Ruminations of J.net idle rants and ramblings of a code monkey

Race Conditions in StreamInsight Query Startup?

StreamInsight

A bit of explanation is due here. The platform that we are building at Logica is intended to be reusable, configurable and flexible … from adapters to queries (or, more properly sets of related queries). A part of the architecture is what we call the StreamingQueryProvider. This is the centerpiece of everything; after all, everything in StreamInsight revolves around the queries. Initial startup instantiates and starts configured StreamingQueryProviders based on configuration. We could do this serially and, in a lot of ways, this would be MUCH easier but there is a potentially huge cost in startup time when multiple query providers need to be started. This is exacerbated when the input adapters have an expensive startup as well … something that see regularly when starting our OPC-DA adapter. This is because a) our adapter is connecting to and registering for 3000+ item subscriptions and b) OPC-DA is the old standard and is based on (the horror!) DCOM. It’s not something that we can really optimize at the adapter level; it’s something that is inherent in the beast. Each adapter typically takes somewhere between 20 and 45 seconds to initialize, register and start. When you have multiple input adapters registering different subscriptions, you are beginning talk about some serious startup costs. In a real-world deployment scenario, we expect that there could be several OPC sources with even more than 3000 subscriptions each. Now, once the events get into StreamInsight, it handles them like a charm. It’s just the startup. We’ll be working on OPC-UA and, possibly, OPC .NET 3.0 (OPC-Xi – a server-side COM wrapper for OPC-DA/HDA/AE that exposes a WCF-based interface to clients) that I suspect will perform better but here will still be limitations due to the sheer number of subscriptions – a typical offshore rig can have up to 70,000 individual sensors, depending on age of the platform and the operator. It is likely that the number of sensors will grow even more after the Macondo accident.

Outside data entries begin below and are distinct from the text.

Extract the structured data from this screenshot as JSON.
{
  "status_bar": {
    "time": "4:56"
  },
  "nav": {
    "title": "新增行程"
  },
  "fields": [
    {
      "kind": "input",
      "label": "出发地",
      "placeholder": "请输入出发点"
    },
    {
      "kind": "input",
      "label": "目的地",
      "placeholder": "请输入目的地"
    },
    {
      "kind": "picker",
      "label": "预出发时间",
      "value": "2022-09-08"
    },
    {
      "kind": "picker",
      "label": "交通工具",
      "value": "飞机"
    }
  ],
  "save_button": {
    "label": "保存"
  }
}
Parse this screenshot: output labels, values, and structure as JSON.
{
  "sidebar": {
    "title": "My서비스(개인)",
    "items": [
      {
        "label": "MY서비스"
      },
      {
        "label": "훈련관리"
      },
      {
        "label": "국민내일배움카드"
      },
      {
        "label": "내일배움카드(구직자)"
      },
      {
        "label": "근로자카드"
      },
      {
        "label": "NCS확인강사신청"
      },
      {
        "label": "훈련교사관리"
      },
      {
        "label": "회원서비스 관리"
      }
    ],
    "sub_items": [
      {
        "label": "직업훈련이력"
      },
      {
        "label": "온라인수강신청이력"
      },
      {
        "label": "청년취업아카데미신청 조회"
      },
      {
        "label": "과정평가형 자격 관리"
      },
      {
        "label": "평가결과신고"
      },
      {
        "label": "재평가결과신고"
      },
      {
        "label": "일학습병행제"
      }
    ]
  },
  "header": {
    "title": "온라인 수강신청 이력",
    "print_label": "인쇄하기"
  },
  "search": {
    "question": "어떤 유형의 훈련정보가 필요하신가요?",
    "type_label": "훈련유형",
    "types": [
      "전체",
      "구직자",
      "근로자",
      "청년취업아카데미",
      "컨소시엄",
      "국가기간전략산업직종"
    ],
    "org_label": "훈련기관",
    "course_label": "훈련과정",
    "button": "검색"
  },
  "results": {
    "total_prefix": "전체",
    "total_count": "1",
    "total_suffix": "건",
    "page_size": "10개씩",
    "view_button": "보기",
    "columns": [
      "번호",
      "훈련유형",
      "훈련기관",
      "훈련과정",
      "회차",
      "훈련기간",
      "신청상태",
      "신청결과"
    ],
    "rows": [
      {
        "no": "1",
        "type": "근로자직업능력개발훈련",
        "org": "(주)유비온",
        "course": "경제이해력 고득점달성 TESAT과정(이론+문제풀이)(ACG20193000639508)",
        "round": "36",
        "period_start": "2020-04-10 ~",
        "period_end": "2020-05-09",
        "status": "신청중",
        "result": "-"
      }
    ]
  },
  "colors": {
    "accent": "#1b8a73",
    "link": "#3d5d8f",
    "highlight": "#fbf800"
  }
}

To help optimize startup, we’ve multithreaded the query provider startup – and the queries within each query provider – using the .NET thread pool (System.Threading.ThreadPool::QueueUserWorkItem). This has helped to cut startup time significantly. With our typical test setup, we’ve gone from 1:30 to 2 minutes startup to about 20 seconds – a big and very noticeable improvement. But, in doing so, we’ve also run into some race conditions that require some careful handling.

To understand this, I’ll explain what StreamInsight does when a query and input adapter are started. If you look at the interface for the Microsoft.ComplexEventProcessing.Application class, you’ll see several collections. The ones that are of particular interest are InputAdapters, OutputAdapters and EventTypes. These collections cache instances of your adapter factories and the definitions of your CepEventTypes. When using Microsoft.ComplexEventProcessing.Linq.CepStream::ToQuery, the StreamInsight engine will first check these collections and, if they are not there, will create the cached objects – 1 per unique type.

When multi-threading your startup queries, you can run into a race condition where you have two threads checking and creating the cached items. Between the check and creation on 1 thread, the other thread creates the cached instance. You will then get one of my absolute favorite exceptions: the TargetInvocationException. Depending on where the condition happens in the code path, it may be the InputAdapter, the EventType or the OutputAdapter. The exception message gives you the necessary details to understand what went wrong but … what do you then do about it? You can trap the exception and retry the operation – which then succeeds without exception but trapping exceptions and using them for control flow is just nasty-ugly. And it’s not like it’s something that you can simply reproduce at will – it’s a classic race condition that sometimes happens but mostly doesn’t. We’re currently using a dependency list to help deal with this issue – making sure that this race condition doesn’t happen but, as I write this entry, it occurs to me that there may be some better ways to handle and avoid these conditions. I won’t detail these possible resolutions until I do some further testing on them.